El mapa de la resistencia indígena contra Sheinbaum

Heredera de conflictos sociales por megaproyectos gestados durante la administración de Andrés Manuel López Obrador, Claudia Sheinbaum Pardo enfrenta una serie de movilizaciones de grupos indígenas que, en su momento, creyeron en la promesa de la Cuarta Transformación de que los pueblos originarios recibirían apoyo y respeto a sus territorios.
Desde el norte del país, donde se defiende el Golfo de California de gasoductos que nacen en Estados Unidos y atraviesan territorios ancestrales y sagrados, así como la construcción de plantas de amoniaco en Topolobampo y Durango, pasando al centro del país, en San Luis Potosí y la región totonaca de Veracruz con la oposición al “fracking sustentable”, y en comunidades de Puebla y de Tlaxcala, que se oponen al Polo de Economía Circular, las resistencias de pueblos originarios contra megaproyectos agropecuarios, turísticos y de movilidad ferroviaria se mantienen también en entidades del sureste y la Península de Yucatán.
Sin duda, ¡Aquí No! es el movimiento social que ha llamado poderosamente la atención por su defensa férrea del sistema lagunar de las bahías de Ohuira y Topolobampo, al norte de Sinaloa, de la construcción de plantas de producción de amoniaco y metanol que sus integrantes denominan “proyectos de muerte”.
A partir del 1 de junio cientos de indígenas de comunidades y ciudadanos de Topolobampo y de Los Mochis, del municipio de Ahome, se movilizaron para defender su sistema lagunar oponiéndose, primero, al ingreso a territorio sinaloense de equipo importado para la construcción de una planta dispuesta para producir dos mil 200 toneladas diarias de amoniaco a cargo de la empresa Gas y Petroquímica de Occidente (GPO), filial del consorcio suizo-alemán Proman; y después, montando un campamento a las puertas de la instalación industrial para detener la edificación.

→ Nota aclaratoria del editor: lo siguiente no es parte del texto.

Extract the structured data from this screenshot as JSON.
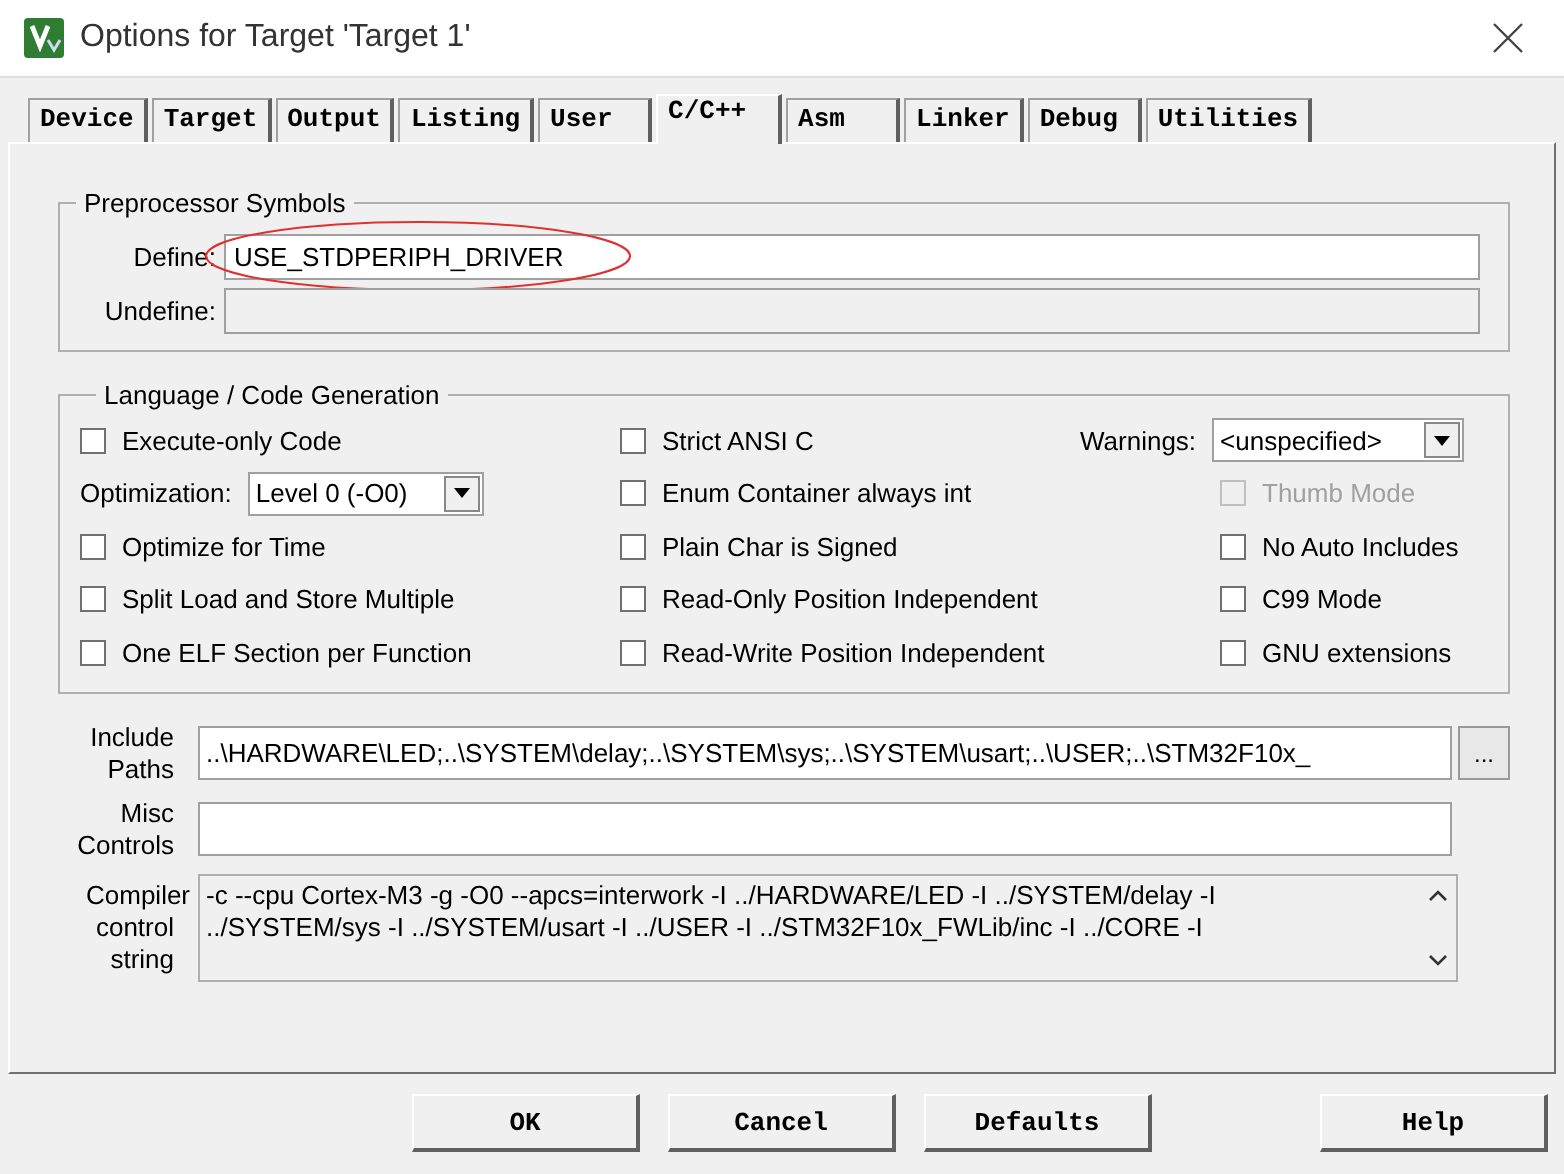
{
  "window": {
    "title": "Options for Target 'Target 1'"
  },
  "tabs": [
    {
      "label": "Device",
      "selected": false
    },
    {
      "label": "Target",
      "selected": false
    },
    {
      "label": "Output",
      "selected": false
    },
    {
      "label": "Listing",
      "selected": false
    },
    {
      "label": "User",
      "selected": false
    },
    {
      "label": "C/C++",
      "selected": true
    },
    {
      "label": "Asm",
      "selected": false
    },
    {
      "label": "Linker",
      "selected": false
    },
    {
      "label": "Debug",
      "selected": false
    },
    {
      "label": "Utilities",
      "selected": false
    }
  ],
  "preprocessor": {
    "title": "Preprocessor Symbols",
    "fields": [
      {
        "label": "Define:",
        "value": "USE_STDPERIPH_DRIVER",
        "disabled": false,
        "circled": true
      },
      {
        "label": "Undefine:",
        "disabled": true,
        "circled": false
      }
    ]
  },
  "language": {
    "title": "Language / Code Generation",
    "columns": [
      [
        {
          "kind": "checkbox",
          "label": "Execute-only Code",
          "checked": false,
          "disabled": false
        },
        {
          "kind": "dropdown",
          "label": "Optimization:",
          "value": "Level 0 (-O0)"
        },
        {
          "kind": "checkbox",
          "label": "Optimize for Time",
          "checked": false,
          "disabled": false
        },
        {
          "kind": "checkbox",
          "label": "Split Load and Store Multiple",
          "checked": false,
          "disabled": false
        },
        {
          "kind": "checkbox",
          "label": "One ELF Section per Function",
          "checked": false,
          "disabled": false
        }
      ],
      [
        {
          "kind": "checkbox",
          "label": "Strict ANSI C",
          "checked": false,
          "disabled": false
        },
        {
          "kind": "checkbox",
          "label": "Enum Container always int",
          "checked": false,
          "disabled": false
        },
        {
          "kind": "checkbox",
          "label": "Plain Char is Signed",
          "checked": false,
          "disabled": false
        },
        {
          "kind": "checkbox",
          "label": "Read-Only Position Independent",
          "checked": false,
          "disabled": false
        },
        {
          "kind": "checkbox",
          "label": "Read-Write Position Independent",
          "checked": false,
          "disabled": false
        }
      ],
      [
        {
          "kind": "dropdown",
          "label": "Warnings:",
          "value": "<unspecified>"
        },
        {
          "kind": "checkbox",
          "label": "Thumb Mode",
          "checked": false,
          "disabled": true
        },
        {
          "kind": "checkbox",
          "label": "No Auto Includes",
          "checked": false,
          "disabled": false
        },
        {
          "kind": "checkbox",
          "label": "C99 Mode",
          "checked": false,
          "disabled": false
        },
        {
          "kind": "checkbox",
          "label": "GNU extensions",
          "checked": false,
          "disabled": false
        }
      ]
    ]
  },
  "paths": [
    {
      "kind": "field",
      "label": "Include Paths",
      "value": "..\\HARDWARE\\LED;..\\SYSTEM\\delay;..\\SYSTEM\\sys;..\\SYSTEM\\usart;..\\USER;..\\STM32F10x_",
      "browse": "..."
    },
    {
      "kind": "field",
      "label": "Misc Controls"
    },
    {
      "kind": "text",
      "label": "Compiler control string",
      "lines": [
        "-c --cpu Cortex-M3 -g -O0 --apcs=interwork -I ../HARDWARE/LED -I ../SYSTEM/delay -I",
        "../SYSTEM/sys -I ../SYSTEM/usart -I ../USER -I ../STM32F10x_FWLib/inc -I ../CORE -I"
      ]
    }
  ],
  "buttons": [
    "OK",
    "Cancel",
    "Defaults",
    "Help"
  ]
}
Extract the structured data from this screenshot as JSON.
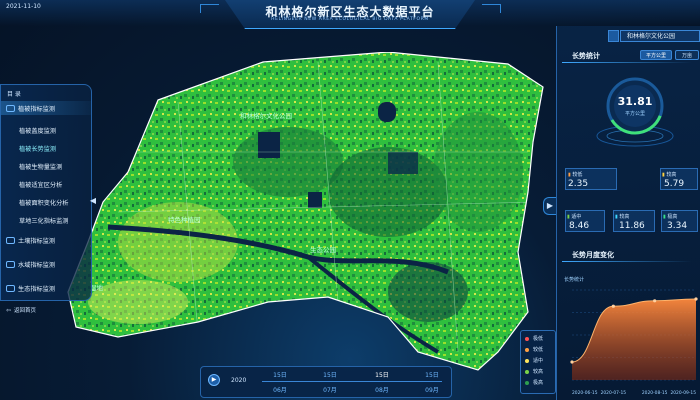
{
  "header": {
    "date": "2021-11-10",
    "title": "和林格尔新区生态大数据平台",
    "subtitle": "HELINGEER NEW AREA ECOLOGICAL BIG DATA PLATFORM"
  },
  "nav": {
    "title": "目 录",
    "items": [
      {
        "label": "植被指标监测",
        "icon": "leaf-icon",
        "type": "group"
      },
      {
        "label": "植被盖度监测",
        "type": "sub"
      },
      {
        "label": "植被长势监测",
        "type": "sub",
        "active": true
      },
      {
        "label": "植被生物量监测",
        "type": "sub"
      },
      {
        "label": "植被适宜区分析",
        "type": "sub"
      },
      {
        "label": "植被面积变化分析",
        "type": "sub"
      },
      {
        "label": "草地三化指标监测",
        "type": "sub"
      },
      {
        "label": "土壤指标监测",
        "icon": "soil-icon",
        "type": "group"
      },
      {
        "label": "水域指标监测",
        "icon": "water-icon",
        "type": "group"
      },
      {
        "label": "生态指标监测",
        "icon": "eco-icon",
        "type": "group"
      }
    ],
    "back_label": "返回首页"
  },
  "right_panel": {
    "park_name": "和林格尔文化公园",
    "growth_stats": {
      "title": "长势统计",
      "tabs": [
        "平方公里",
        "万亩"
      ],
      "gauge_value": "31.81",
      "gauge_unit": "平方公里",
      "boxes": [
        {
          "label": "较低",
          "value": "2.35",
          "color": "#ff9f43"
        },
        {
          "label": "较高",
          "value": "5.79",
          "color": "#ffd23f"
        },
        {
          "label": "适中",
          "value": "8.46",
          "color": "#7bd348"
        },
        {
          "label": "较高",
          "value": "11.86",
          "color": "#3fd6ff"
        },
        {
          "label": "极高",
          "value": "3.34",
          "color": "#38e08a"
        }
      ]
    },
    "monthly_change": {
      "title": "长势月度变化",
      "series_label": "长势统计"
    }
  },
  "legend": {
    "items": [
      {
        "label": "极低",
        "color": "#ff5252"
      },
      {
        "label": "较低",
        "color": "#ff9f43"
      },
      {
        "label": "适中",
        "color": "#ffe45c"
      },
      {
        "label": "较高",
        "color": "#7bd348"
      },
      {
        "label": "极高",
        "color": "#2e9e4f"
      }
    ]
  },
  "timeline": {
    "year": "2020",
    "days": [
      "15日",
      "15日",
      "15日",
      "15日"
    ],
    "months": [
      "06月",
      "07月",
      "08月",
      "09月"
    ],
    "current_index": 2
  },
  "map": {
    "labels": [
      "特色种植园",
      "生态公园",
      "湿地",
      "和林格尔文化公园"
    ]
  },
  "chart_data": {
    "type": "area",
    "title": "长势月度变化",
    "ylabel": "长势统计",
    "x": [
      "2020-06-15",
      "2020-07-15",
      "2020-08-15",
      "2020-09-15"
    ],
    "series": [
      {
        "name": "长势统计",
        "values": [
          0.2,
          0.82,
          0.88,
          0.9
        ]
      }
    ],
    "ylim": [
      0,
      1
    ],
    "colors": {
      "area_top": "#ff8a3d",
      "area_bottom": "#8a2a10",
      "line": "#ffb36b"
    }
  }
}
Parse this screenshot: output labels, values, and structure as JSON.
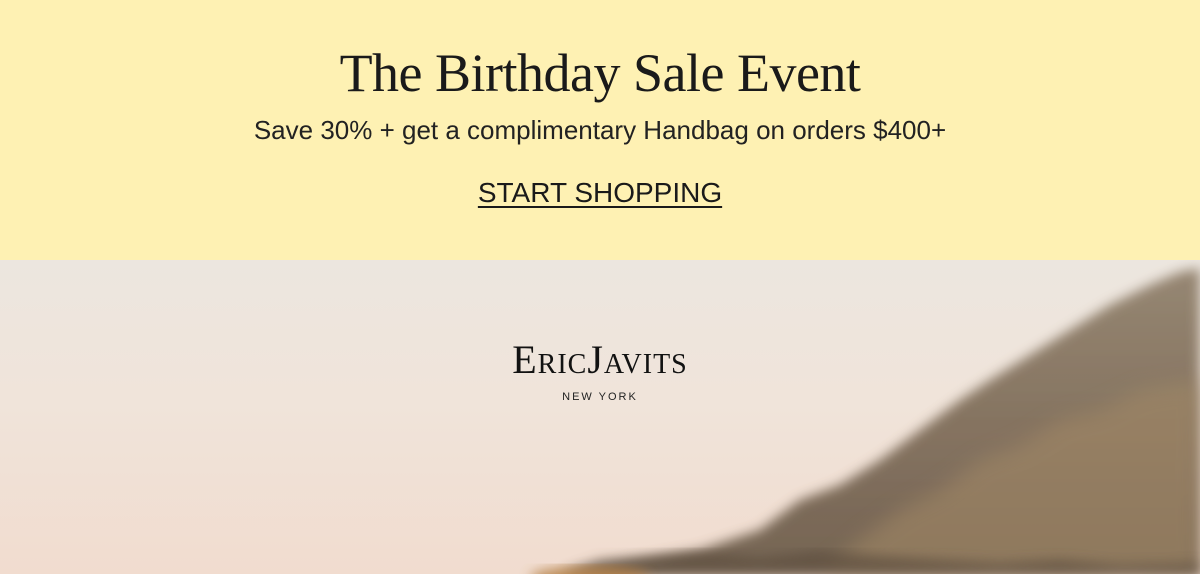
{
  "banner": {
    "title": "The Birthday Sale Event",
    "subtitle": "Save 30% + get a complimentary Handbag on orders $400+",
    "cta_label": "START SHOPPING",
    "background_color": "#fef1b3"
  },
  "hero": {
    "logo": {
      "wordmark": "EricJavits",
      "location": "NEW YORK"
    }
  }
}
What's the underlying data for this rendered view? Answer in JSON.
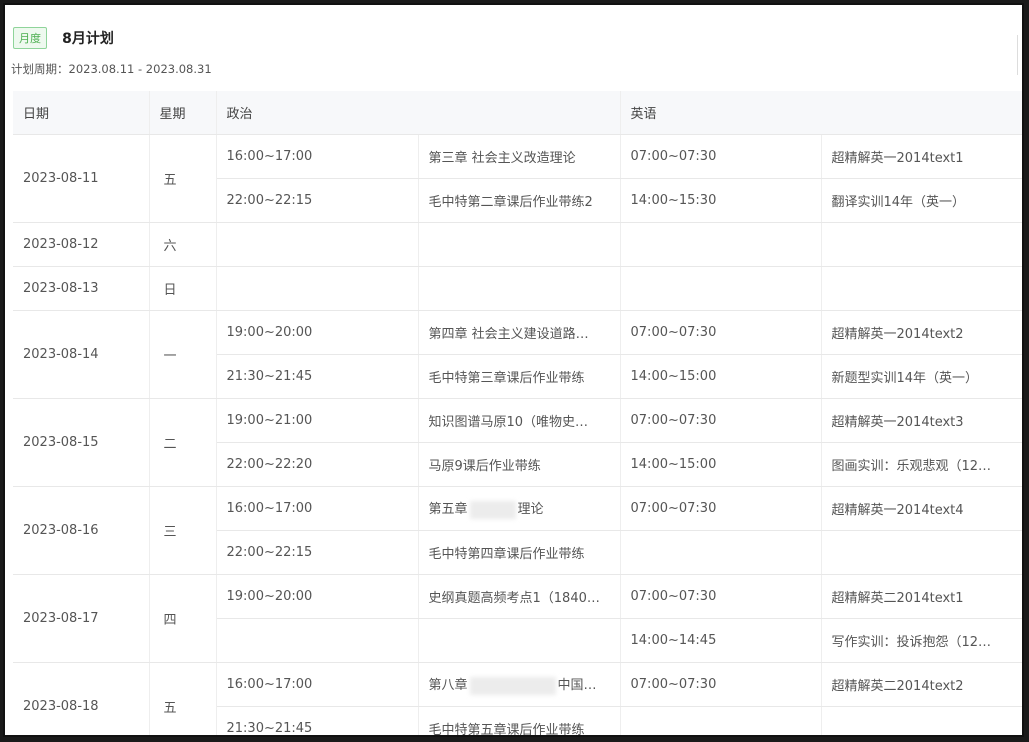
{
  "header": {
    "tag": "月度",
    "title": "8月计划",
    "period": "计划周期：2023.08.11 - 2023.08.31"
  },
  "columns": {
    "date": "日期",
    "week": "星期",
    "politics": "政治",
    "english": "英语"
  },
  "rows": [
    {
      "date": "2023-08-11",
      "week": "五",
      "items": [
        {
          "pt": "16:00~17:00",
          "pn": "第三章 社会主义改造理论",
          "et": "07:00~07:30",
          "en": "超精解英一2014text1"
        },
        {
          "pt": "22:00~22:15",
          "pn": "毛中特第二章课后作业带练2",
          "et": "14:00~15:30",
          "en": "翻译实训14年（英一）"
        }
      ]
    },
    {
      "date": "2023-08-12",
      "week": "六",
      "items": [
        {
          "pt": "",
          "pn": "",
          "et": "",
          "en": ""
        }
      ]
    },
    {
      "date": "2023-08-13",
      "week": "日",
      "items": [
        {
          "pt": "",
          "pn": "",
          "et": "",
          "en": ""
        }
      ]
    },
    {
      "date": "2023-08-14",
      "week": "一",
      "items": [
        {
          "pt": "19:00~20:00",
          "pn": "第四章 社会主义建设道路…",
          "et": "07:00~07:30",
          "en": "超精解英一2014text2"
        },
        {
          "pt": "21:30~21:45",
          "pn": "毛中特第三章课后作业带练",
          "et": "14:00~15:00",
          "en": "新题型实训14年（英一）"
        }
      ]
    },
    {
      "date": "2023-08-15",
      "week": "二",
      "items": [
        {
          "pt": "19:00~21:00",
          "pn": "知识图谱马原10（唯物史…",
          "et": "07:00~07:30",
          "en": "超精解英一2014text3"
        },
        {
          "pt": "22:00~22:20",
          "pn": "马原9课后作业带练",
          "et": "14:00~15:00",
          "en": "图画实训：乐观悲观（12…"
        }
      ]
    },
    {
      "date": "2023-08-16",
      "week": "三",
      "items": [
        {
          "pt": "16:00~17:00",
          "pn": "第五章",
          "pn2": "理论",
          "blur": 1,
          "et": "07:00~07:30",
          "en": "超精解英一2014text4"
        },
        {
          "pt": "22:00~22:15",
          "pn": "毛中特第四章课后作业带练",
          "et": "",
          "en": ""
        }
      ]
    },
    {
      "date": "2023-08-17",
      "week": "四",
      "items": [
        {
          "pt": "19:00~20:00",
          "pn": "史纲真题高频考点1（1840…",
          "et": "07:00~07:30",
          "en": "超精解英二2014text1"
        },
        {
          "pt": "",
          "pn": "",
          "et": "14:00~14:45",
          "en": "写作实训：投诉抱怨（12…"
        }
      ]
    },
    {
      "date": "2023-08-18",
      "week": "五",
      "items": [
        {
          "pt": "16:00~17:00",
          "pn": "第八章",
          "pn2": "中国…",
          "blur": 2,
          "et": "07:00~07:30",
          "en": "超精解英二2014text2"
        },
        {
          "pt": "21:30~21:45",
          "pn": "毛中特第五章课后作业带练",
          "et": "",
          "en": ""
        }
      ]
    }
  ]
}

Las medidas extremas ocurren luego de que los integrantes de ¡Aquí No! han tocado pacíficamente todas las puertas posibles para advertir del peligro que representan los megaproyectos industriales para este sistema lagunar, declarado internacionalmente como sitio Ramsar 2025, por su riqueza ambiental.
Han litigado en el Poder Judicial, incluida la Suprema Corte de Justicia de la Nación (SCJN), para defender su derecho a ser consultados sobre el territorio indígena; han recurrido a 11 relatorías de la ONU que, en septiembre de 2025, validaron los temores de indígenas, pescadores y prestadores de servicios turísticos sobre los riesgos ambientales que representa GPO, y han viajado a Alemania para presentar una protesta a directivos del banco alemán de desarrollo KfW IPEX, por financiar el proyecto con alrededor de 860 millones de dólares, y pasar por alto la oposición de los pueblos originarios que serían afectados por la planta de amoniaco.
Hasta que lo vieron reaccionaron
“La ciudadanía reaccionó cuando llegaron esos artefactos, esos aparatos que pretendían instalar, esos reactores que tienen unos 60 a 70 metros; faltaba algo visual fuerte, y desde allí se empezó a ver diferente esta lucha, esta resistencia en la que están pueblos originarios y ciudadanía en general”, cuenta Felipe Montaño, gobernador indígena quien desde hace 13 años ha enfrentado presiones y amenazas para abandonar su lucha, que lo han llevado a portar chaleco antibalas proporcionado por el Mecanismo federal para la Protección de Personas Defensoras de Derechos Humanos y Periodistas.
El bloqueo de los trabajos de construcción de la planta de amoniaco y la demostración de fuerza obligaron a la secretaria de Medio Ambiente y Recursos Naturales, Alicia Bárcena, a dialogar el 12 de junio con integrantes de ¡Aquí No!, compromiso que había pospuesto durante más de un año, derivándose mesas de diálogo entre autoridades, la empresa y los opositores al proyecto, a partir del 17 de julio, encuentros presididos por el subdirector de la Comisión Nacional del Agua, Mauricio Rodríguez Alonso, nombrado representante del gobierno federal.